Side note... and this is to MY mother...Mom, don't freak out.
Naomi and Phoebe have started piano lessons with Jon. The girls were practicing piano for a bit and suddenly Naomi came running in. "Mom, don't freak out when you see this, but I thought of a GREAT way to teach Phoebe this song!" I went in to the piano.
What did I see? Stickers color coding some of the keys.
What did I do? I freaked out.
You have to understand the piano situation in my life. My mother is a professional pianist. The piano we currently have is an upright Steinway that my mom got from her aunt when she turned 16. It has traveled with my parents back and forth across the country as they moved. It has traveled with us (when we inherited it after my mom got her baby grand) back and forth across the country as we moved. It has come close to demise in an apartment building stairwell more than once, but has survived.
And I know the rules well.
The piano has to be on an inside wall, but not by a heater.
No food or drink near the piano, and
definitely no food or drink ON the piano.
You wash your hands before you play the piano.
No decorative items or tchotchkes on the piano.
The piano is not a toy, it is an instrument.
You don't just bang on it, you play it.
You gently dust the keys- all use of cleaner of any type is prohibited.
And
certainly, certainly... no stickers on the keys! That one doesn't even make the official and oft-repeated list because it is SUCH an egregious and flagrant error that it is just
known that no one, unless they were some type of insane instrument-torturer would even
conceive of the idea of doing something so horrific. But back to the story...

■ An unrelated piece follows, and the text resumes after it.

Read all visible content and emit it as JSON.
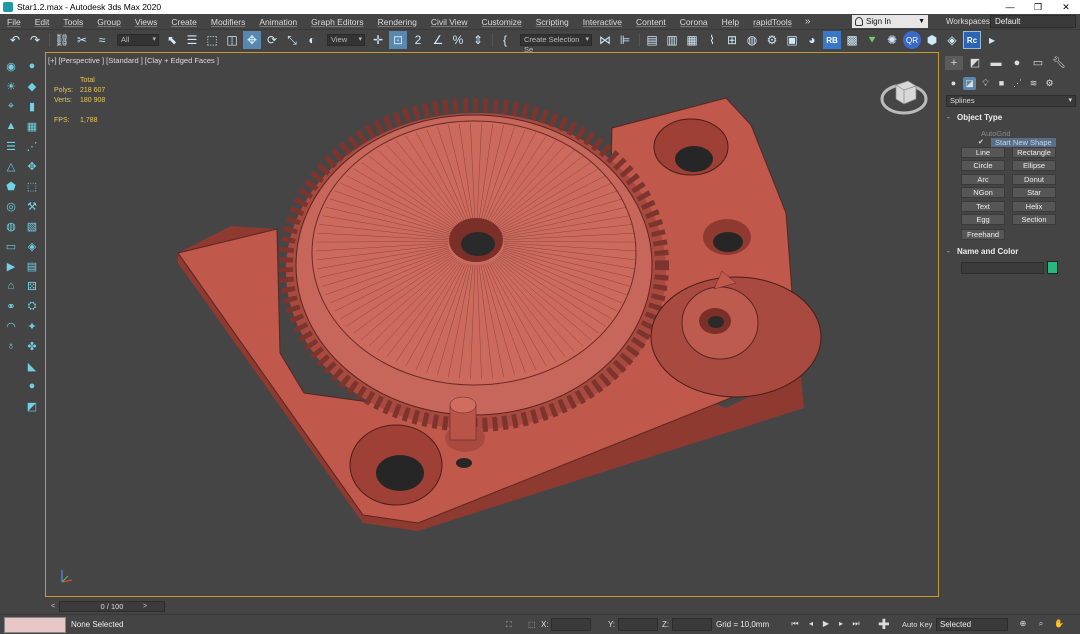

To my credit, I didn't TOTALLY freak out. I said "OH honey!" in a horrified voice and put my hands to my face. Just like my mom would have. Immediately Naomi started crying, and I knew even that had been to harsh. I took her in my arms and hugged her. I told her that it was a wonderful, creative idea of a way to teach Phoebe a song, and I was so glad she'd thought of it, but no, we couldn't have stickers on the keys. As a peace offering, I told her we would pull out the old keyboard ($4 at Goodwill) and she could put the stickers on there. That seemed to satisfy her and as we both calmed down, I apologized for freaking out.
As much as we want to take good care of the things that we have, they are just
things after all. We can't take 'em with us. Even a Steinway. And it wasn't as if she was flagrantly treating the piano poorly. In fact, she was thinking and acting kindly toward her sister, taking a gentle leadership role to teach her...pouring
good things into their relationship...which is something worth far more than any instrument. That instrument could be gone in the blink of an eye by theft or fire (well...not in the blink of an eye by theft I guess, it is HEAVY...so perhaps we could say "over the course of an afternoon when no one is home and the neighbors are
completely unaware of what is going on"...but you get my drift), but the relationship between two sisters, as well as the one between a mother and her daughter have eternal value.
That is where I want my focus to be. On the relationship. Not the stuff.
So everyone (and by everyone, I mean my mom) can breathe easier, I will tell you that the stickers came off quickly and easily.
Crisis averted.
PS: Name this movie quote: "But that's a priceless Steinway!" "Not anymore."